Grunddaten
Künstler: Roxy Music
Song: Avalon
Album: Avalon (1982)
Songwriter: Bryan Ferry
Genre: Art Pop, Sophisti-Pop, Ambient Pop
Stimmung: schwebend, melancholisch, luxuriös, entrückt
Der Sound – warum „Avalon“ so anders klingt
„Avalon“ ist keine klassische Popnummer, sondern eher ein Zustand.
Extrem weich produziert – kaum harte Kanten
Schwebende Synthesizer-Flächen
Dezenter, fast atmender Groove
Saxophon & Gitarren sind mehr Atmosphäre als Melodie
Bryan Ferrys Stimme:
ruhig
distanziert
intim, aber nie aufdringlich
Das Ganze fühlt sich an wie:
nachts Auto fahren, Regen auf der Scheibe, Neonlichter, Herz ein bisschen schwer
Die Bedeutung des Titels „Avalon“
Avalon stammt aus der Artus-Sage:
eine mythische Insel
Ort von Heilung, Ruhe, Unsterblichkeit
oft gedeutet als letzter Zufluchtsort
Im Song steht Avalon für:
emotionale Flucht
einen idealen, unerreichbaren Ort
Liebe, die man eher träumt als lebt
Wichtiger Punkt:
Der Text ist absichtlich vage – es geht mehr um Gefühl als um Story.
Der emotionale Kern
Bryan Ferry schrieb Avalon in einer Phase:
nach einer Trennung
mit viel Rückzug & Selbstreflexion
Deshalb wirkt der Song:
sehnsüchtig, aber nicht dramatisch
traurig, aber sehr würdevoll
romantisch ohne Kitsch
Er klingt nicht nach Herzschmerz –
sondern nach akzeptierter Melancholie.
Das Album „Avalon“ (ganz wichtig!)
Das Album ist:
das letzte Studioalbum von Roxy Music
ihr kommerziell erfolgreichstes
ein kompletter Stilwechsel weg vom wilden Glam der 70er
🎶 Merkmale des Albums:
luxuriös
elegant
kühl
zeitlos
Songs wie:
More Than This
Take a Chance with Me
True to Life
Viele sehen Avalon als perfekten Abschluss der Band.
Bryan Ferry als Figur
Bei Avalon ist Ferry nicht mehr:
der exzentrische Kunststudent der frühen Roxy Music
sondern:
der urbane Gentleman
leicht distanziert
perfekt gekleidet
emotional kontrolliert
Das Album ist quasi der Sound eines maßgeschneiderten Anzugs.
Einfluss & Vermächtnis
„Avalon“ beeinflusste massiv:
80s Sophisti-Pop
Künstler wie:
Talk Talk (spätere Phase)
Japan / David Sylvian
Prefab Sprout
später sogar Ambient-Pop & Downtempo
Viele moderne Acts kopieren genau diesen:
luxuriös-melancholischen Nacht-Sound
ohne ihn je ganz zu erreichen.
Wann hört man „Avalon“ am besten?
Perfekte Momente:
nachts
allein
nach einer Party
im Zug
wenn man jemandem nachdenkt, den man nicht mehr erreicht
Nicht zum Tanzen.
Nicht zum Mitsingen.
Sondern zum Driften.
Youtube
Bio von Roxy Music
Roxy Music sind eine der einflussreichsten britischen Bands der 1970er und frühen 1980er Jahre. Gegründet 1970 in London von Bryan Ferry und Brian Eno, verband die Gruppe Art-School-Avantgarde, Glam Rock, Pop, Elektronik und später eleganten Sophisti-Pop zu einem völlig neuen Stil.
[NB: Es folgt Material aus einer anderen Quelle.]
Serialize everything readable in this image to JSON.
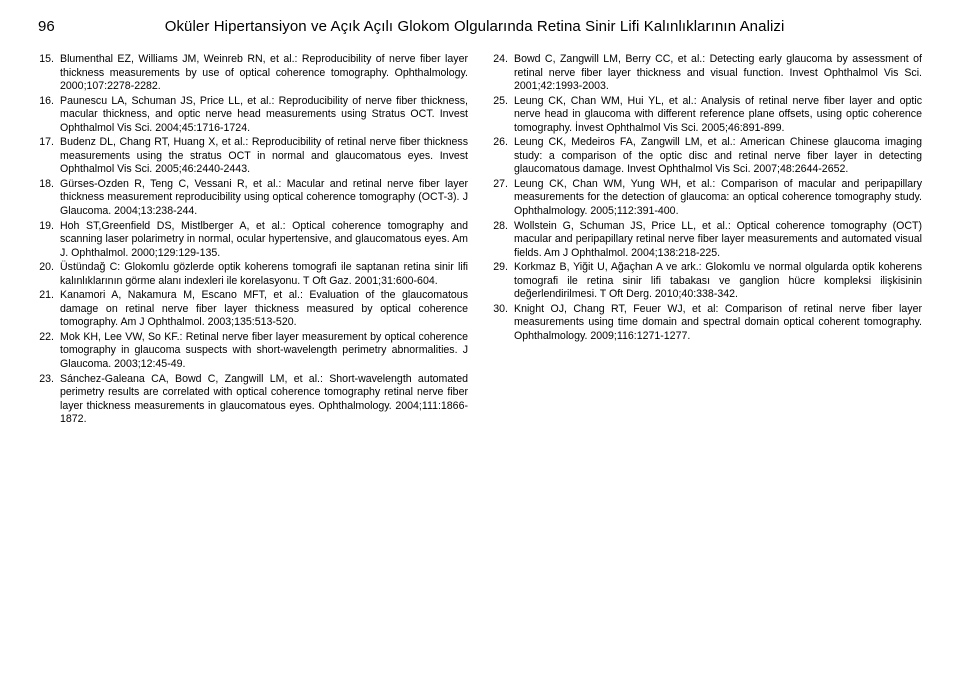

Frühe Alben wie Roxy Music (1972) und For Your Pleasure (1973) waren provokant, experimentell und visuell stark geprägt. Nach dem Ausstieg von Brian Eno entwickelte sich die Band weg vom Chaos und hin zu kontrollierter Eleganz, mit Bryan Ferry als charismatischem Mittelpunkt.
In den späten 70ern und frühen 80ern perfektionierten Roxy Music ihren Sound: kühl, luxuriös, emotional distanziert. Hits wie „Love Is the Drug“, „Dance Away“, „More Than This“ und „Avalon“ machten sie international erfolgreich.
Das Album Avalon (1982) gilt als ihr Meisterwerk und zugleich als Abschied: ein zeitloses, atmosphärisches Werk, das Pop, Ambient und Romantik in vollendeter Form vereint. Kurz nach der Veröffentlichung löste sich die Band auf.
Roxy Music beeinflussten Generationen von Künstlern – von New Wave über Synth-Pop bis hin zu modernem Art-Pop – und gelten bis heute als Inbegriff von Stil, Innovation und urbaner Coolness.